По статистике Тюри не мог не согласиться. Вестник регулярно публиковал сведения по суицидам, и «отравители» завидно лидировали, хотя чему тут завидовать.

Персонал увеличился на двух санитаров и двух сестер милосердия. Все опытные, в годах. Из новеньких пациентов выделялись два интересных случая, доктор, должно быть, занес их в дневник наблюдений. Один воет по ночам, другой обнажается, едва оказавшись внутри коллективного сборища: утренней зарядки или трапезы. Приходится силой одевать его, так как он успевает снять даже исподнее и выставить на всеобщее обозрение рахитичную безволосую грудь, а то и вывалить из ширинки распаянный «самоварный крантик». Остальные девять непримечательны: обыкновенные патологические психопаты на фоне запущенного алкоголизма. Тюри издавна беспокоила тема трезвости, вероятно, по причине собственных семейных перипетий, где имелась богатая родословная закоренелых пьяниц, а, возможно, и просто из любопытства к грехам человеческим, к отклонениям нормы, к уродцам из «кабинета редкостей». Если подметить, в его системе координат мир есть кунсткамера, а Создатель – собиратель аномалий и улик.

Сегодня понедельник, стало быть, по расписанию лекция Тюри.

Слушатели по привычке собрались в большой столовой: одни чтобы развлечься, другие за добавкой. На первых лекциях так и завели – подавали клубничный кисель, желе от студня или постные пампушки, чтоб «прикормить» слушателя. Потом комендант и сестра-хозяйка воспротивились: жгут лишнее по вечерам – вырастает расход продуктов, свечей, керосина, электричества. Посчитали, можно проводить лекторий раньше по часам и без прикорма, на одних захватывающих темах. К примеру, доктор читал лекцию о валянии войлока, об удаче в филателии. И ведь вышло зацепить внимание нескольких пациентов, увидать в мутных глазенках промельк разума. Поэт и Солдат кривились на «уроки школы трезвости», но следили более других за расписанием.

Нынче в столовую один из новеньких явился со своею ложкой и монотонно стучал по столу, ожидая запаздывающего ужина. Другой сомнамбулой челночил из угла в угол, не останавливаясь. Третий сквозь зубы гудел, как зуммер, внутренней голосовой вибрацией – жжжзззуууу; у такого нужно было умудриться отыскать тумблер, чтобы выключить на время ему звук. Если тумблер находили (а его место менялось из раза в раз – то за ухом, то на кадыке, то на пупке), тогда больной соглашался умолкнуть до следующего включения.
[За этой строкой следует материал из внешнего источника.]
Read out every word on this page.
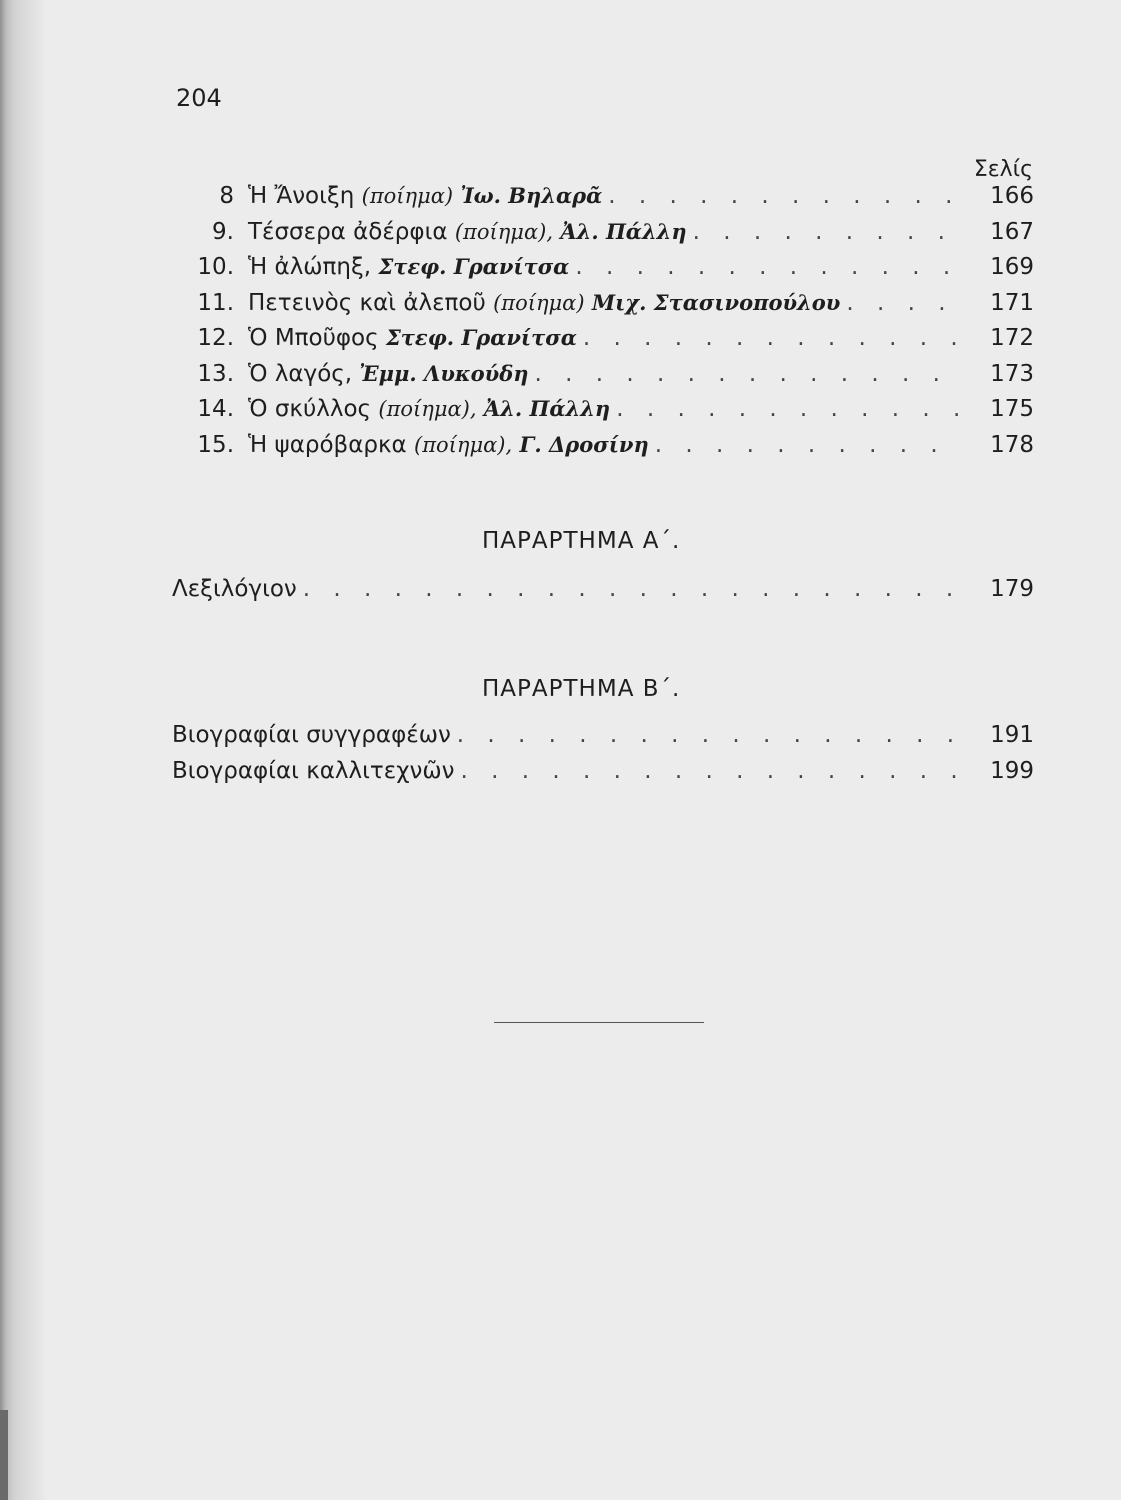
204
Σελίς
8 Ἡ Ἄνοιξη (ποίημα) Ἰω. Βηλαρᾶ . . .	166
9. Τέσσερα ἀδέρφια (ποίημα), Ἀλ. Πάλλη . . .	167
10. Ἡ ἀλώπηξ, Στεφ. Γρανίτσα . . .	169
11. Πετεινὸς καὶ ἀλεποῦ (ποίημα) Μιχ. Στασινοπούλου . . .	171
12. Ὁ Μποῦφος Στεφ. Γρανίτσα . . .	172
13. Ὁ λαγός, Ἐμμ. Λυκούδη . . .	173
14. Ὁ σκύλλος (ποίημα), Ἀλ. Πάλλη . . .	175
15. Ἡ ψαρόβαρκα (ποίημα), Γ. Δροσίνη . . .	178
ΠΑΡΑΡΤΗΜΑ Α΄.
Λεξιλόγιον . . .	179
ΠΑΡΑΡΤΗΜΑ Β΄.
Βιογραφίαι συγγραφέων . . .	191
Βιογραφίαι καλλιτεχνῶν . . .	199
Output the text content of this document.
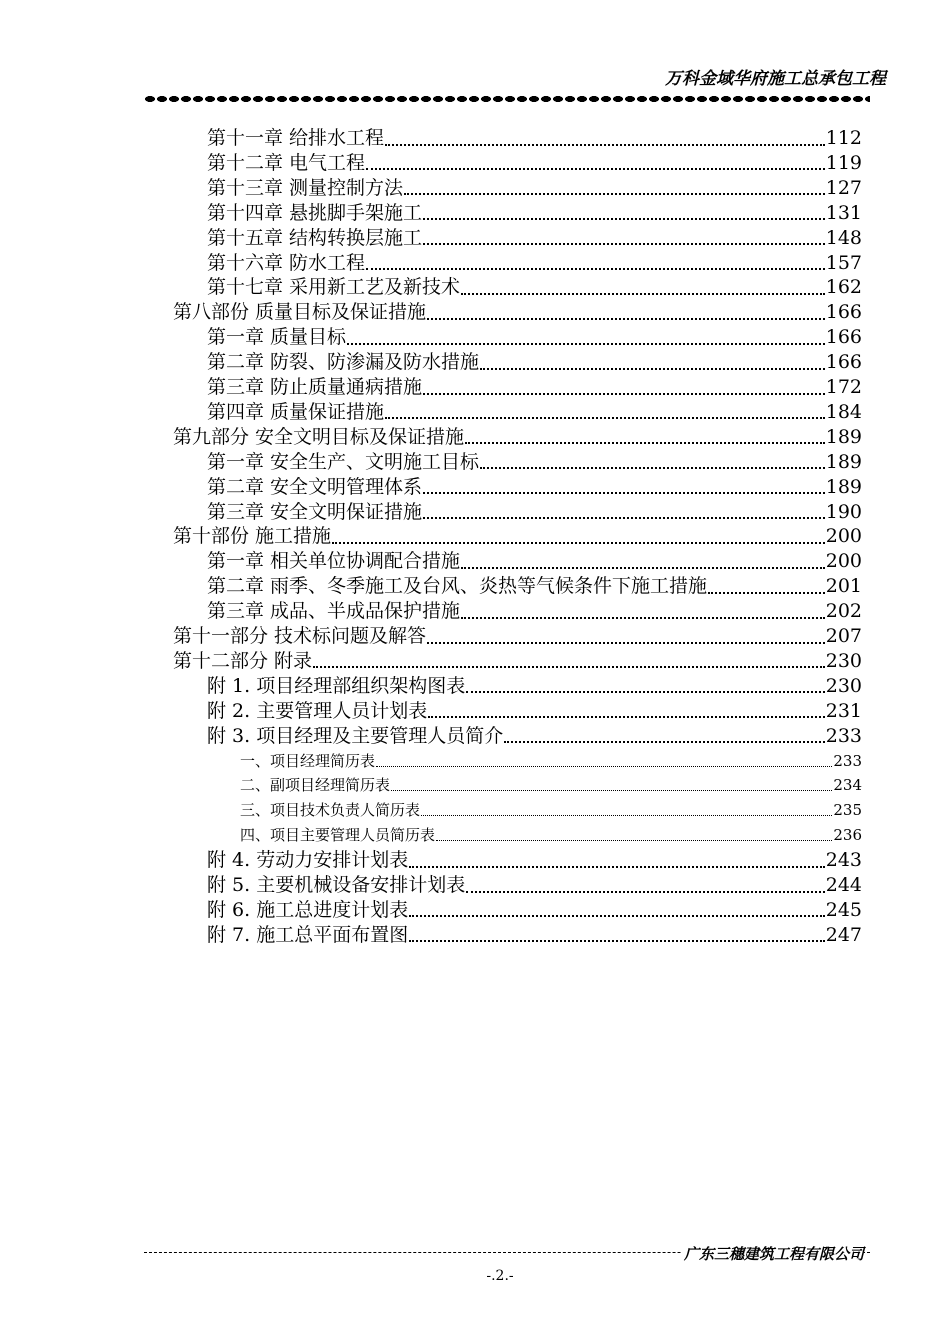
万科金域华府施工总承包工程
第十一章 给排水工程	112
第十二章 电气工程	119
第十三章 测量控制方法	127
第十四章 悬挑脚手架施工	131
第十五章 结构转换层施工	148
第十六章 防水工程	157
第十七章 采用新工艺及新技术	162
第八部份 质量目标及保证措施	166
第一章 质量目标	166
第二章 防裂、防渗漏及防水措施	166
第三章 防止质量通病措施	172
第四章 质量保证措施	184
第九部分 安全文明目标及保证措施	189
第一章 安全生产、文明施工目标	189
第二章 安全文明管理体系	189
第三章 安全文明保证措施	190
第十部份 施工措施	200
第一章 相关单位协调配合措施	200
第二章 雨季、冬季施工及台风、炎热等气候条件下施工措施	201
第三章 成品、半成品保护措施	202
第十一部分 技术标问题及解答	207
第十二部分 附录	230
附 1. 项目经理部组织架构图表	230
附 2. 主要管理人员计划表	231
附 3. 项目经理及主要管理人员简介	233
一、项目经理简历表	233
二、副项目经理简历表	234
三、项目技术负责人简历表	235
四、项目主要管理人员简历表	236
附 4. 劳动力安排计划表	243
附 5. 主要机械设备安排计划表	244
附 6. 施工总进度计划表	245
附 7. 施工总平面布置图	247
广东三穗建筑工程有限公司
-.2.-
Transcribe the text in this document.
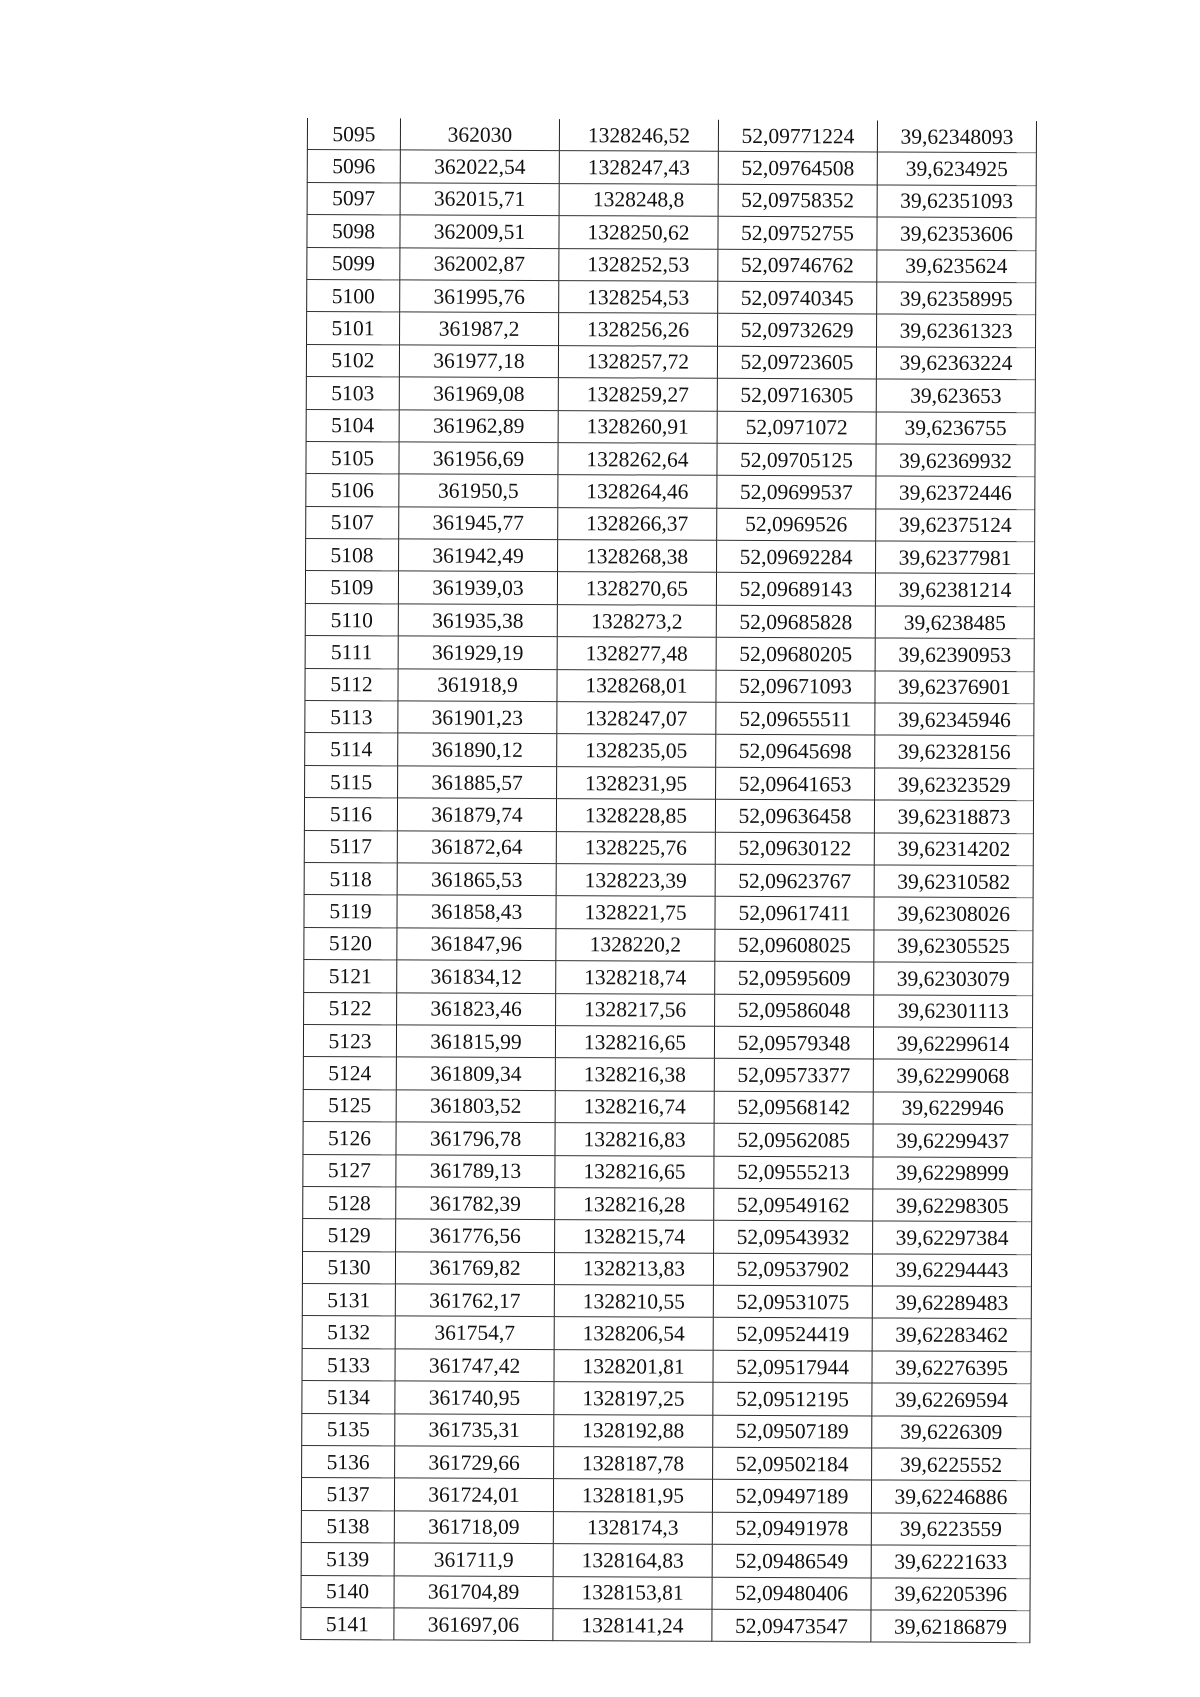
5095	362030	1328246,52	52,09771224	39,62348093
5096	362022,54	1328247,43	52,09764508	39,6234925
5097	362015,71	1328248,8	52,09758352	39,62351093
5098	362009,51	1328250,62	52,09752755	39,62353606
5099	362002,87	1328252,53	52,09746762	39,6235624
5100	361995,76	1328254,53	52,09740345	39,62358995
5101	361987,2	1328256,26	52,09732629	39,62361323
5102	361977,18	1328257,72	52,09723605	39,62363224
5103	361969,08	1328259,27	52,09716305	39,623653
5104	361962,89	1328260,91	52,0971072	39,6236755
5105	361956,69	1328262,64	52,09705125	39,62369932
5106	361950,5	1328264,46	52,09699537	39,62372446
5107	361945,77	1328266,37	52,0969526	39,62375124
5108	361942,49	1328268,38	52,09692284	39,62377981
5109	361939,03	1328270,65	52,09689143	39,62381214
5110	361935,38	1328273,2	52,09685828	39,6238485
5111	361929,19	1328277,48	52,09680205	39,62390953
5112	361918,9	1328268,01	52,09671093	39,62376901
5113	361901,23	1328247,07	52,09655511	39,62345946
5114	361890,12	1328235,05	52,09645698	39,62328156
5115	361885,57	1328231,95	52,09641653	39,62323529
5116	361879,74	1328228,85	52,09636458	39,62318873
5117	361872,64	1328225,76	52,09630122	39,62314202
5118	361865,53	1328223,39	52,09623767	39,62310582
5119	361858,43	1328221,75	52,09617411	39,62308026
5120	361847,96	1328220,2	52,09608025	39,62305525
5121	361834,12	1328218,74	52,09595609	39,62303079
5122	361823,46	1328217,56	52,09586048	39,62301113
5123	361815,99	1328216,65	52,09579348	39,62299614
5124	361809,34	1328216,38	52,09573377	39,62299068
5125	361803,52	1328216,74	52,09568142	39,6229946
5126	361796,78	1328216,83	52,09562085	39,62299437
5127	361789,13	1328216,65	52,09555213	39,62298999
5128	361782,39	1328216,28	52,09549162	39,62298305
5129	361776,56	1328215,74	52,09543932	39,62297384
5130	361769,82	1328213,83	52,09537902	39,62294443
5131	361762,17	1328210,55	52,09531075	39,62289483
5132	361754,7	1328206,54	52,09524419	39,62283462
5133	361747,42	1328201,81	52,09517944	39,62276395
5134	361740,95	1328197,25	52,09512195	39,62269594
5135	361735,31	1328192,88	52,09507189	39,6226309
5136	361729,66	1328187,78	52,09502184	39,6225552
5137	361724,01	1328181,95	52,09497189	39,62246886
5138	361718,09	1328174,3	52,09491978	39,6223559
5139	361711,9	1328164,83	52,09486549	39,62221633
5140	361704,89	1328153,81	52,09480406	39,62205396
5141	361697,06	1328141,24	52,09473547	39,62186879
Кличка Зуммер тотчас прилипла к нему сама собою. Метранпаж обучал другого новенького складывать пальцы в двоеперстие: Бог-Отец, Бог-Сын – вместе, а со святым Духом они Троица. У того новенького пальцы, узловатые и закостенелые, и вовсе не сводились, он растопыренными чертил по воздуху и строил козу Метранпажу. Поэт записывал рифмы на салфетках и рвал одну за другой в мелкие клочья, Муза не посещала.

На «былички» Тюри, помимо сгоняемых пациентов, сбегался свободный персонал. Лекции старшего ординатора бывали самыми посещаемыми. Одна кастелянша их игнорировала из злопамятства. Сегодняшние первые пятнадцать минут прошли при полном внимании разношерстой публики, хотя двери столовой то и дело отворялись, скрипя. Запоздал один из ординаторов с новым санитаром. Потом явилась дочка доктора, за нею комендант, промасливший петли из носика жестяной масленки и усевшийся в дверях. Пациенты-делирики более пятнадцати-двадцати минут не могли усидеть на месте, далее их внимание рассеивалось.

Лектор излагал, не поведя бровью на суету.

– Все живущие на Земле есть до поры невостребованные Господом. Вольноотпущенные мы. Верные грешники. Ни в чем другом такого постоянства не обнаружили, как во грехе. Люди – это улики земных грехов. А свидетель, обвинитель и судья – Время. Все происходит в потемках черепахового панциря. Я и сам грешен в питии был, пока не прибился к «чуриковцам». В Спасо-Ефимьевом суздальском монастыре встретился с особым человеком, что собрал вокруг себя братию и проповедовал трезвый образ жизни. А его за то в каземат, в сектантстве обвинили. С полгода отсидел, а за что, спрашивается? Всего-то подал заявку на создание «Общества ревнителей православия». Ну, ему тогда вериги припомнили, таскал, мол, Ваньша Чуриков вериги-то, самоуничижался? Таскал, но возносясь духом. Пьяница ведь тоже самоуничижается, губительно опрощаясь.